Shell cuts dividend and first buyback tranche due to Covid-19
The oil major has cut its quarterly dividend by two-thirds, the first time since World War 2, as first-quarter profits slump 46%
London — Royal Dutch Shell cut its dividend for the first time since World War 2 on Thursday as the energy company retrenched in the face of an unprecedented drop in oil demand due to the coronavirus pandemic.
Shell also suspended the next tranche of its share buyback programme and said it is reducing oil and gas output by nearly a quarter after its net profit almost halved in the first three months of 2020.
Shell’s shares in London had slumped 7% by 7.53am GMT, sharply underperforming rival BP, which was down 2.2%.
For years, Shell has taken pride in having never cut its dividend since the 1940s, resisting such a move even during the deep downturns in the oil market of the 1980s. Some investors, however, had called on major oil firms to break an industry taboo and consider cutting dividends, rather than taking on more debt to maintain payouts.
“Given the risk of a prolonged period of economic uncertainty, weaker commodity prices, higher volatility and uncertain demand outlook, the board believes that maintaining the current level of shareholder distributions is not prudent,” Shell chair Chad Holliday said.
He also said the cut in Shell’s payout was a long-term “re-set” of the company’s dividend policy.
Shell said it would reduce its quarterly dividend by two-thirds to 16c per share from the 47c it paid each quarter in 2019. If maintained for 2020 as a whole, Shell would save about $10bn.
Shell is the first of the five oil majors to cut its dividend because of the fallout from the coronavirus crisis. BP and ExxonMobil have said they will maintain their first-quarter dividends while Total and Chevron have yet to report first-quarter results.
The dividend cut also comes after Shell, this month, laid out the oil and gas sector’s most extensive strategy yet to reduce greenhouse gas emissions to net zero by 2050.
“The 66% dividend cut is a necessary evil to reinforce Shell’s capital frame and position it for the offence on the energy transition,” JPMorgan analyst Christyan Malek said.
Shell paid about $15bn in dividends last year making it the world’s biggest payer of dividends after Saudi Arabia’s national oil company Saudi Aramco. Dividends paid by Shell and BP last year also represented 24% of the £75bn in total paid out by companies in the FTSE 100 index of leading shares.

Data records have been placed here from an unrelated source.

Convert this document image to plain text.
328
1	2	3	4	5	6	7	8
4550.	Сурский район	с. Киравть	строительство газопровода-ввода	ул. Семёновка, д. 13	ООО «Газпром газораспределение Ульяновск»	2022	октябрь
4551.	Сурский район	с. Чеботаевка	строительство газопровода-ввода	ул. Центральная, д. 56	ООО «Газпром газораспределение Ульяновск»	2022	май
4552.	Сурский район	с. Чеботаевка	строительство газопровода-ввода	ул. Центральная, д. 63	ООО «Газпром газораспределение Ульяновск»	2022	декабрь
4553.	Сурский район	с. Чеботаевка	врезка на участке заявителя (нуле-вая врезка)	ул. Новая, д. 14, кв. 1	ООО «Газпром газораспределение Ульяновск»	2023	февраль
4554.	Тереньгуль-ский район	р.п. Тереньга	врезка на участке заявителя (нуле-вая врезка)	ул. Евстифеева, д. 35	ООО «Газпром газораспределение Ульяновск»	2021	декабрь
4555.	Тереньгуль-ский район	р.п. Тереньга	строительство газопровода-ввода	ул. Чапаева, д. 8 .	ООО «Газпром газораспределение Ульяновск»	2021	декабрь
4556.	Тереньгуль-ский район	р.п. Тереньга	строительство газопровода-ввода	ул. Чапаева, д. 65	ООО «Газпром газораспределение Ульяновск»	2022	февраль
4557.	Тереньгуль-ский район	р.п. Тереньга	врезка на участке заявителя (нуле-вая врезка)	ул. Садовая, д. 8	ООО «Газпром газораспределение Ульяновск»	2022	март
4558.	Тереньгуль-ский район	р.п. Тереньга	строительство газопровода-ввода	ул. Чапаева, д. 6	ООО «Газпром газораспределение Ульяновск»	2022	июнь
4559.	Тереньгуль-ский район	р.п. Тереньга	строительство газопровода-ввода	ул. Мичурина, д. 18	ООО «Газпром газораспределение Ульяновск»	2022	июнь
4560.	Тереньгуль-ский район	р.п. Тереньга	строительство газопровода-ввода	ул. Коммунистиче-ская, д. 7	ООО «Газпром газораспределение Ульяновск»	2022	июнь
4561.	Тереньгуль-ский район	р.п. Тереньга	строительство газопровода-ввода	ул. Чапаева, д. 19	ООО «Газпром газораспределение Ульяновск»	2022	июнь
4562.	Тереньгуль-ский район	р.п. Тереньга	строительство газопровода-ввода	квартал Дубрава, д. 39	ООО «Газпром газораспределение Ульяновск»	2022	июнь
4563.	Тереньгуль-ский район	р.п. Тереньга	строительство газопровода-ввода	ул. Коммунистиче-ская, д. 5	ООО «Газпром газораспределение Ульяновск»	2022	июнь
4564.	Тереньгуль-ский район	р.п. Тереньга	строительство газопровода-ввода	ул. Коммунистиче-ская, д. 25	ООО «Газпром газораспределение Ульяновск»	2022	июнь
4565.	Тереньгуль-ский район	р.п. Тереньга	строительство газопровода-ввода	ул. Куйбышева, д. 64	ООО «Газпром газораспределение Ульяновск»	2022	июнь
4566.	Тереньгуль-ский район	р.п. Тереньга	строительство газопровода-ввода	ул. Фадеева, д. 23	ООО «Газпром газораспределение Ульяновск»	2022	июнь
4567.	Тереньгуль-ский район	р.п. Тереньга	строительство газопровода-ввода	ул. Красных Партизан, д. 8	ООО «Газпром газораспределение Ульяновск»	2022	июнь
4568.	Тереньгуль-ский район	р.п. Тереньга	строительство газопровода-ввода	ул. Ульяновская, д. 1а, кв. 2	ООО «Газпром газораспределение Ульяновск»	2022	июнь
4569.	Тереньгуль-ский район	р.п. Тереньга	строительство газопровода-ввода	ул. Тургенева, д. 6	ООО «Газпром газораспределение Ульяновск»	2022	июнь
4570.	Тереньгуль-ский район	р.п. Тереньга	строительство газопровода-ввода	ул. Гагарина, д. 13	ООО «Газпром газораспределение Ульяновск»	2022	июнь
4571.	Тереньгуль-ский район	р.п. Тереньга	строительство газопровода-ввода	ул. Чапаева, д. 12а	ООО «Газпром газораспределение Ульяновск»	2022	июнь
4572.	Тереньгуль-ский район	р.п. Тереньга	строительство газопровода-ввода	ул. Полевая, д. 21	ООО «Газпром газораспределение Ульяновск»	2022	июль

Following years of deep cost cuts after its acquisition of BG Group for $53bn in 2016, Shell had previously planned to boost payouts to investors through dividends and share buybacks to $125bn between 2021 and 2025.

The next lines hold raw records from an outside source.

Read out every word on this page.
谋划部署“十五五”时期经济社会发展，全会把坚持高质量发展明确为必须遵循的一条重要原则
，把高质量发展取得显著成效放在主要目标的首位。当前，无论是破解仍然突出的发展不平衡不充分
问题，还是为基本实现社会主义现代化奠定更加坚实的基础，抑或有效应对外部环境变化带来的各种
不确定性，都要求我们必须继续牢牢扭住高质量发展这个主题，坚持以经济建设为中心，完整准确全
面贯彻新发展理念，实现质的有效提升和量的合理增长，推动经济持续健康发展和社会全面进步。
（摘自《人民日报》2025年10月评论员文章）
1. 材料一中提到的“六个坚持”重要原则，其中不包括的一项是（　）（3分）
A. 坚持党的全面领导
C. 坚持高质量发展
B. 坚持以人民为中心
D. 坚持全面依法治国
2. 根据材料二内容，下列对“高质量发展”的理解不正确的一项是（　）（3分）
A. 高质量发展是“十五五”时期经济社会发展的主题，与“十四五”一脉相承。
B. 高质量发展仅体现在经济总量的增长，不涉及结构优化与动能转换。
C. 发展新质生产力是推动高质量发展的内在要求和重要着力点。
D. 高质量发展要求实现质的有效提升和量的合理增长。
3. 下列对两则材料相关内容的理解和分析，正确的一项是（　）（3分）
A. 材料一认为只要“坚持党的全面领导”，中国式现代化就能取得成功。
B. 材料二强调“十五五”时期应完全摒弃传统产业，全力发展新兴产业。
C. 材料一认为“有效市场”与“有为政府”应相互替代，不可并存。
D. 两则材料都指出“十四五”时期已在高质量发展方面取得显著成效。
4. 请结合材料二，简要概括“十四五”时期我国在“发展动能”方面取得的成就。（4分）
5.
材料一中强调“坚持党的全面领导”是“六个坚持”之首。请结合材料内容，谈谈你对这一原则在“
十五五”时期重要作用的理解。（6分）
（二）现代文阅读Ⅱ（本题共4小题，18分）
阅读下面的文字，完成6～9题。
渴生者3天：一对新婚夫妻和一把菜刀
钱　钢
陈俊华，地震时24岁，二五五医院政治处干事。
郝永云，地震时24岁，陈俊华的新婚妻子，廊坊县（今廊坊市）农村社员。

Outside the oil majors, Norway’s Equinor became the first large oil company to cut its dividend in response to the current downturn, reducing its first-quarter payout last week by two-thirds.

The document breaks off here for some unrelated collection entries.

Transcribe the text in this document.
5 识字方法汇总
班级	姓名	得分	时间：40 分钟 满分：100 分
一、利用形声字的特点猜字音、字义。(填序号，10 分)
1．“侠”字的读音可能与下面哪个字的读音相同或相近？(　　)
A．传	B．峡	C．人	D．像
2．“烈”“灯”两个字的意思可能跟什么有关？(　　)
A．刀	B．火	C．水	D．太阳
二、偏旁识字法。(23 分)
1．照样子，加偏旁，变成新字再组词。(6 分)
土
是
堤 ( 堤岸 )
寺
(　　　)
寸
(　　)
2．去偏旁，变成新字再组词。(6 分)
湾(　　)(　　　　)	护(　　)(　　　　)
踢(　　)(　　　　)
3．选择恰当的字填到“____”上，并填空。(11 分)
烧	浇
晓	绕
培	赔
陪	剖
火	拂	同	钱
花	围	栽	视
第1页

Global energy demand could slump by 6% in 2020 due to coronavirus lockdowns and travel restrictions in what would be the largest contraction in absolute terms on record, the International Energy Agency (IEA) said on Thursday.
Shell said last month that it would reduce capital expenditure this year to $20bn at most from a planned level of about $25bn and also cut an additional $3bn to $4bn off operating costs over the next 12 months.
Its first-quarter net income attributable to shareholders based on a current cost of supplies and excluding identified items, fell 46% from a year earlier to $2.9bn, above the consensus in an analyst survey provided by Shell.
Shell’s fourth-quarter net income was also $2.9bn.
The company said it cut activity at its refining business by up to 40% in response to the demand shock.
Shell said it expects to cut production of oil and gas in the second quarter to between 1.75-million and 2.25-million barrels of oil equivalent per day (boed) from 2.7-million boed in the first quarter.
Shell’s gearing, or its debt-to-capital ratio, edged down to 28.9% in the first quarter from 29.3% in the fourth quarter, but was up from 26.5% in the same period a year earlier.